Abstract

The church is the church only when it is for others. Civil courage, in fact, can grow only out of the free responsibility of free men . . . a person's inward liberation to live a responsible life before God is the only real cure for folly. In these words of Dietrich Bonhoeffer we glimpse the creative centre of his paradigm for human behaviour within the church and the state. Through essays, letters and books he explored both traditional and experimental patterns of relating the church which he served to the state, especially the German state during the rule of Adolf Hitler and the Nazis (1933-45).
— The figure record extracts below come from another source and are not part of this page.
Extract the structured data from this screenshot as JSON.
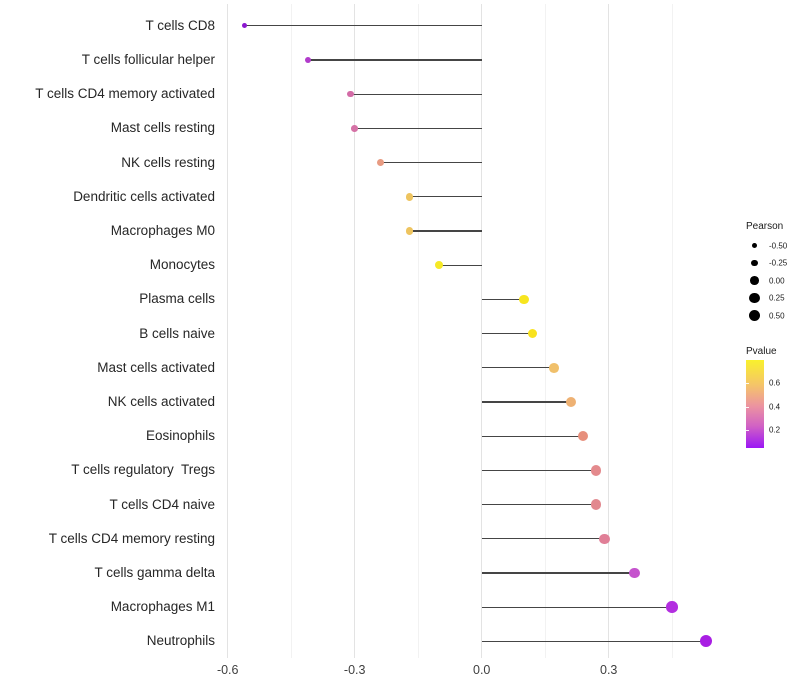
{
  "chart_data": {
    "type": "lollipop",
    "title": "",
    "xlabel": "",
    "ylabel": "",
    "x_tick_labels": [
      "-0.6",
      "-0.3",
      "0.0",
      "0.3"
    ],
    "x_ticks_major": [
      -0.6,
      -0.3,
      0.0,
      0.3
    ],
    "x_ticks_minor": [
      -0.45,
      -0.15,
      0.15,
      0.45
    ],
    "xlim": [
      -0.617,
      0.586
    ],
    "grid": "vertical-only",
    "legend_position": "right",
    "rows": [
      {
        "label": "T cells CD8",
        "pearson": -0.56,
        "pvalue_est": 0.08,
        "color": "#8b18cf"
      },
      {
        "label": "T cells follicular helper",
        "pearson": -0.41,
        "pvalue_est": 0.18,
        "color": "#b13bcb"
      },
      {
        "label": "T cells CD4 memory activated",
        "pearson": -0.31,
        "pvalue_est": 0.33,
        "color": "#d36ba6"
      },
      {
        "label": "Mast cells resting",
        "pearson": -0.3,
        "pvalue_est": 0.33,
        "color": "#d572a6"
      },
      {
        "label": "NK cells resting",
        "pearson": -0.24,
        "pvalue_est": 0.45,
        "color": "#e89b82"
      },
      {
        "label": "Dendritic cells activated",
        "pearson": -0.17,
        "pvalue_est": 0.55,
        "color": "#eec45f"
      },
      {
        "label": "Macrophages M0",
        "pearson": -0.17,
        "pvalue_est": 0.55,
        "color": "#eec45f"
      },
      {
        "label": "Monocytes",
        "pearson": -0.1,
        "pvalue_est": 0.68,
        "color": "#f6e926"
      },
      {
        "label": "Plasma cells",
        "pearson": 0.1,
        "pvalue_est": 0.68,
        "color": "#f7e51f"
      },
      {
        "label": "B cells naive",
        "pearson": 0.12,
        "pvalue_est": 0.67,
        "color": "#f8e21e"
      },
      {
        "label": "Mast cells activated",
        "pearson": 0.17,
        "pvalue_est": 0.55,
        "color": "#f0c06b"
      },
      {
        "label": "NK cells activated",
        "pearson": 0.21,
        "pvalue_est": 0.5,
        "color": "#eeb173"
      },
      {
        "label": "Eosinophils",
        "pearson": 0.24,
        "pvalue_est": 0.42,
        "color": "#e78f7c"
      },
      {
        "label": "T cells regulatory  Tregs",
        "pearson": 0.27,
        "pvalue_est": 0.4,
        "color": "#e48a8d"
      },
      {
        "label": "T cells CD4 naive",
        "pearson": 0.27,
        "pvalue_est": 0.4,
        "color": "#e2888f"
      },
      {
        "label": "T cells CD4 memory resting",
        "pearson": 0.29,
        "pvalue_est": 0.38,
        "color": "#e07f97"
      },
      {
        "label": "T cells gamma delta",
        "pearson": 0.36,
        "pvalue_est": 0.25,
        "color": "#c553cd"
      },
      {
        "label": "Macrophages M1",
        "pearson": 0.45,
        "pvalue_est": 0.12,
        "color": "#b32fe0"
      },
      {
        "label": "Neutrophils",
        "pearson": 0.53,
        "pvalue_est": 0.1,
        "color": "#a81ee3"
      }
    ],
    "legend": {
      "size": {
        "title": "Pearson",
        "entries": [
          {
            "label": "-0.50",
            "value": -0.5
          },
          {
            "label": "-0.25",
            "value": -0.25
          },
          {
            "label": "0.00",
            "value": 0.0
          },
          {
            "label": "0.25",
            "value": 0.25
          },
          {
            "label": "0.50",
            "value": 0.5
          }
        ]
      },
      "color": {
        "title": "Pvalue",
        "tick_labels": [
          "0.6",
          "0.4",
          "0.2"
        ],
        "gradient_stops": [
          "#f9f12d",
          "#f5c568",
          "#ec94a0",
          "#d162c4",
          "#9b16f5"
        ],
        "range_top": 0.79,
        "range_bottom": 0.05
      }
    },
    "colors": {
      "stem": "#454545",
      "grid_major": "#e3e3e3",
      "grid_minor": "#f2f2f2",
      "axis_text": "#404040",
      "label_text": "#262626",
      "background": "#ffffff"
    }
  }
}
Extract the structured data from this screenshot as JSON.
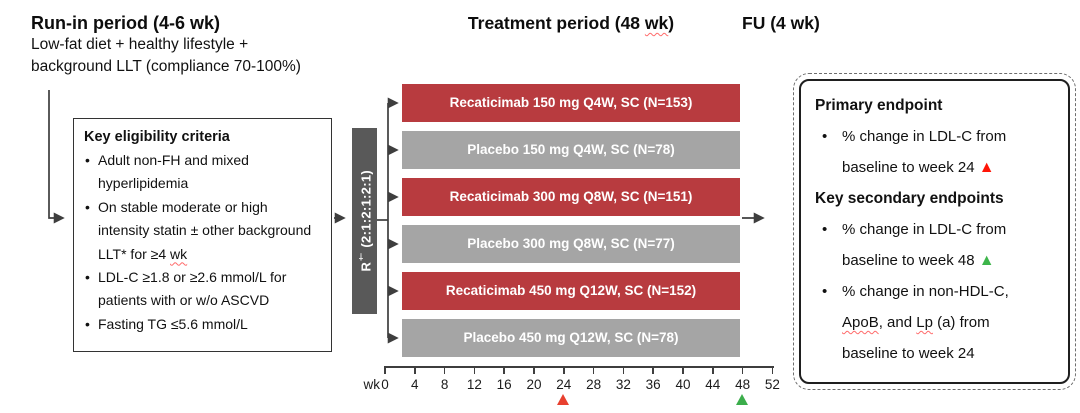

Bonhoeffer's institutional vision, initially focused intellectually and geographically on central Europe, impelled him, particularly during his imprisonment (1943-45), into an expansive love for the world, 'the whole of human life in all its manifestations'. The Canadian theologian Douglas John Hall discerns Bonhoeffer's 'theology of world-orientation' most vividly in the letters and papers penned in his Tegel prison cell. For Hall this Tegel theology constituted 'a fundamental break with the other-worldliness and world-ambiguity of conventional Christianity'. Yet, at the start of his career, Bonhoeffer had already displayed sensitivity towards the struggles of marginal groups in society (blacks in New York City and poor, troubled teenagers in Berlin), revealing his unwillingness to retreat from reality, even during the early 1930s. As soon as the Nazis began anti-Semitic persecution in April 1933, Bonhoeffer was one of the first Christian theologians to focus on the Jewish issue as central in the church struggle ( Kirchenkampf ), both within the German Evangelical (Protestant) Church itself and in its fight against Nazi control.